Address: 11 North Road, Cowies Hill Park, Pinetown | Tel: 031 702 0449 | Fax: 086 605 2670

Protection of Personal Information Act Examined

Protection of Personal information Act having been promulgated in November 2013, various questions have been raised by employers regarding their rights to question or obtain information from employees. One of the questions regularly dealt with, is whether the employer is entitled to question employees about medical conditions listed on medical certificates when they have been booked off work. The question may arise where, for example, an employer is concerned that a medical condition may be hazardous to other employees if they are exposed to the affected employee.

Protection of Personal Information Act and medical certificates

So, does the Protection of Personal information Act prevent the employer from acquiring this information?
The question at hand is in fact not one related to Protection of Personal information Act at all, as POPI is focused more on how information is dealt with once it is obtained, rather than what information may be asked of an employee.
The main contention here is one arising from section 23 of the Basic Conditions of Employment Act. The section provides as follows:

23. Proof of Incapacity
(1) An employer is not required to pay an employee in terms of section 22 if the employee has been absent from work for more than two consecutive days or on more than two occasions during an eight-week period and, on request of the employer, does not produce a medical certificate stating that the employee was unable to work for the duration of the employee’s absence on account of sickness or injury.
(2) The medical certificate must be issued and signed by a medical practitioner or any other person who is certified to diagnose and treat patients and who is registered with a professional council established by an Act of Parliament.
This section in no manner imposes an obligation on the employee to disclose the exact nature of their illness; the only requirement is that a qualified medical practitioner confirm that they were unable to render service on the day in question due to injury or illness, whatever the condition may be. To impose a more stringent obligation on the employee is less favourable to the employee than the provisions of the Act, and can therefore not be enforceable.
Such an obligation may further infringe on the employee’s constitutional right to privacy as well as medical privilege. The principle is that an employee need not disclose medical facts to the employer unless it will directly impact on its operations.

This view point is further supported by section 7 of the Employment Equity Act dealing with medical testing.

The provision stipulates that:
1. Medical testing of an employee is prohibited, unless-
(a) Legislation permits or requires testing; or
(b) It is justifiable in the light of medical facts, employment conditions, social policy, the fair distribution of employee benefits or the inherent requirements of a job.
Where an employer so wishes to have an employee tested, they would bear the onus of proving one of the above mentioned grounds to justify why the tests are required.

Protection of Personal Information Act Employment Equity Deadline 2015
This does not mean that a medical certificate with a vague reference to an unidentified medical condition is beyond question. The employer is entitled to investigate the legitimacy of the medical certificate by contacting the relevant physician, who can then be asked to confirm the employee’s incapacity for the relevant days. Where there is doubt a second opinion may be requested.
Finally, the employer would be unable to support the argument that they need to know what the medical condition of the employee is to ascertain whether it would affect other employees.
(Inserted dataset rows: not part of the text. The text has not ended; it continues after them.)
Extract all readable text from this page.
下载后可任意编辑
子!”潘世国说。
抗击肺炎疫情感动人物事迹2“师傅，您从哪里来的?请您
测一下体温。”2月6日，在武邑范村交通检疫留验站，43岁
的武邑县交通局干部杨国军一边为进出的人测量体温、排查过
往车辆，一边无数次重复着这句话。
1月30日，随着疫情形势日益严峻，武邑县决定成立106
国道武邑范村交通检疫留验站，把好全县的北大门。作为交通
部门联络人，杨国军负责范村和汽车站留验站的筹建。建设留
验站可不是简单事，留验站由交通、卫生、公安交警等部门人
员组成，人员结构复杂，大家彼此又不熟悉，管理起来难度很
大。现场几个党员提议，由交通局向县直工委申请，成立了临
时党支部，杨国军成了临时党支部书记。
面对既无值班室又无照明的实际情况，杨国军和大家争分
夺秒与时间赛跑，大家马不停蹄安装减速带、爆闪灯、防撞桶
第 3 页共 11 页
The fact that a doctor only incapacitates the employee for a certain period of time asserts that the employee is no danger to public thereafter.

Where it would be unsafe for the employee to resume work, the medical practitioner would not sign them off as fit for duty. Where the employee suffers from a dangerous, communicable disease, the medical practitioner would further be obliged to inform all parties that the employee might have come in contact with during the infectious period to prevent further spreading of the disease and to afford treatment to affected individuals. Companies are therefore safeguarded against situations where ill employees may cause epidemics.

2 Comments

  1. MJ Fick on March 10, 2016 at 8:30 am

    Thank you for the very clear explanation Shirley. I fully agree with you that this question does not relate to the Protection of Personal Information (PoPI) Act directly. Taking it a bit further though, the storage of medical information, in this case the doctor’s certificate, falls under the PoPI act which deems medical information as “special” personal information. Employees should take extra care to protect access to this information and to use it only for the purpose it was intended to. The privacy of the employee should be guarded safely.